How will that change affect GAAP earnings and capital? Historically, insurers have lowered their assumption by 25 basis points-50 basis points at a time. This gradual shift has somewhat muted the impact on earnings rather than hurt capital. If insurers maintain a gradual approach and assume long-term rates will revert to higher levels, we wouldn't expect a meaningful impact on earnings and capital.

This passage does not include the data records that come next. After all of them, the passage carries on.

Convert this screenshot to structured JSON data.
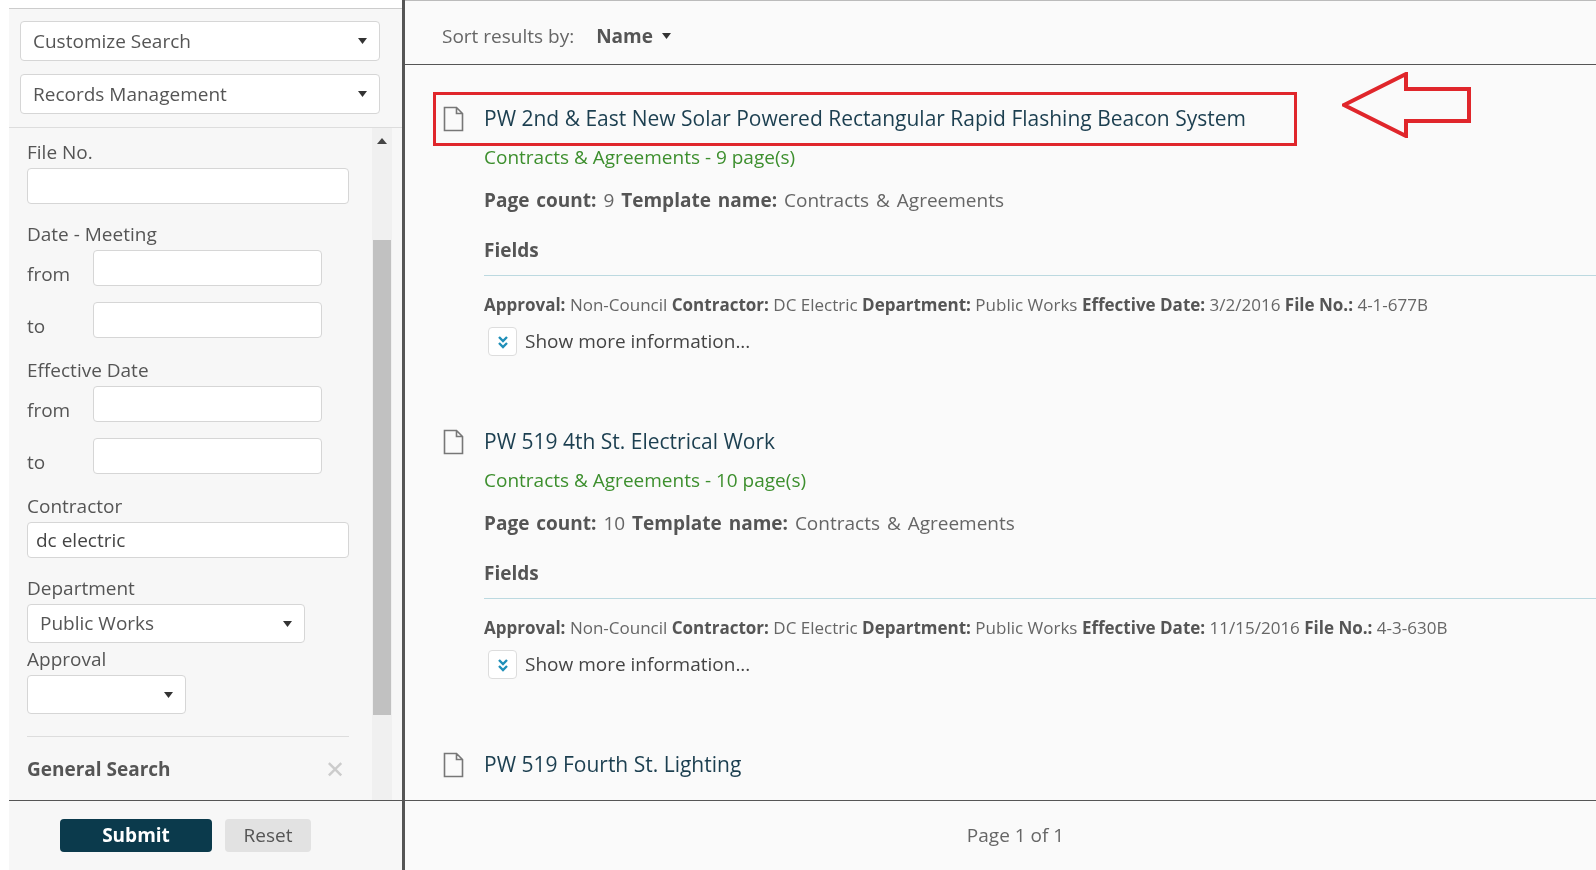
{
  "sidebar": {
    "selects": [
      {
        "value": "Customize Search"
      },
      {
        "value": "Records Management"
      }
    ],
    "fields": [
      {
        "kind": "text",
        "label": "File No."
      },
      {
        "kind": "range",
        "label": "Date - Meeting",
        "from_label": "from",
        "to_label": "to"
      },
      {
        "kind": "range",
        "label": "Effective Date",
        "from_label": "from",
        "to_label": "to"
      },
      {
        "kind": "text",
        "label": "Contractor",
        "value": "dc electric"
      },
      {
        "kind": "dropdown",
        "label": "Department",
        "value": "Public Works"
      },
      {
        "kind": "smalldropdown",
        "label": "Approval"
      }
    ],
    "general_search": {
      "label": "General Search",
      "close": "✕"
    },
    "buttons": [
      {
        "label": "Submit",
        "kind": "primary"
      },
      {
        "label": "Reset",
        "kind": "secondary"
      }
    ]
  },
  "sort": {
    "label": "Sort results by:",
    "value": "Name"
  },
  "results": [
    {
      "title": "PW 2nd & East New Solar Powered Rectangular Rapid Flashing Beacon System",
      "highlighted": true,
      "subtitle": "Contracts & Agreements - 9 page(s)",
      "meta": "**Page count:** 9 **Template name:** Contracts & Agreements",
      "fields_heading": "Fields",
      "fields": "**Approval:** Non-Council **Contractor:** DC Electric **Department:** Public Works **Effective Date:** 3/2/2016 **File No.:** 4-1-677B",
      "more": "Show more information..."
    },
    {
      "title": "PW 519 4th St. Electrical Work",
      "highlighted": false,
      "subtitle": "Contracts & Agreements - 10 page(s)",
      "meta": "**Page count:** 10 **Template name:** Contracts & Agreements",
      "fields_heading": "Fields",
      "fields": "**Approval:** Non-Council **Contractor:** DC Electric **Department:** Public Works **Effective Date:** 11/15/2016 **File No.:** 4-3-630B",
      "more": "Show more information..."
    },
    {
      "title": "PW 519 Fourth St. Lighting",
      "highlighted": false
    }
  ],
  "pagination": "Page 1 of 1"
}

Lower interest rates will also result in spread compression, which is a negative for operating performance. Liabilities with relatively high guarantees are staying on the books longer than expected, compressing spreads as the reinvestment rates are now lower than at issuance. For some insurers, new business at lower rates is helping to offset the older guarantees, and investment yields (though declining) remain above guaranteed levels. But, as we revert back to lower for much longer--and new sales are expected to slow and investment yields to decline further--spread compression will once again be a pressure point for the industry.

Equity Risk: Effective Hedging

The U.S. equity market's 30% drop this month marks an abrupt end of the 10-year bull market. Furthermore, it is unclear when equity markets will bottom out amid an economic shutdown propelled by increasing cases of the coronavirus, along with an energy crisis. Among the life insurance sector's products, there is more of a bias toward assuming interest rate- and mortality-related risks than equity market volatility as a fallout of the financial crisis.

After the financial crisis, many variable annuity (VA) players reduced the richness of the guarantees offered on their products, mandated the use of risk-managed funds, and increased the fees charged for these types of products. Despite the sector's efforts to reduce risk over the last decade, some market-sensitive legacy blocks, as well as some blocks sold in the post-2009 era, still contain guarantees that would be exposed to the equity market downturn, and insurers with increased exposure to asset-management businesses should see lower fees.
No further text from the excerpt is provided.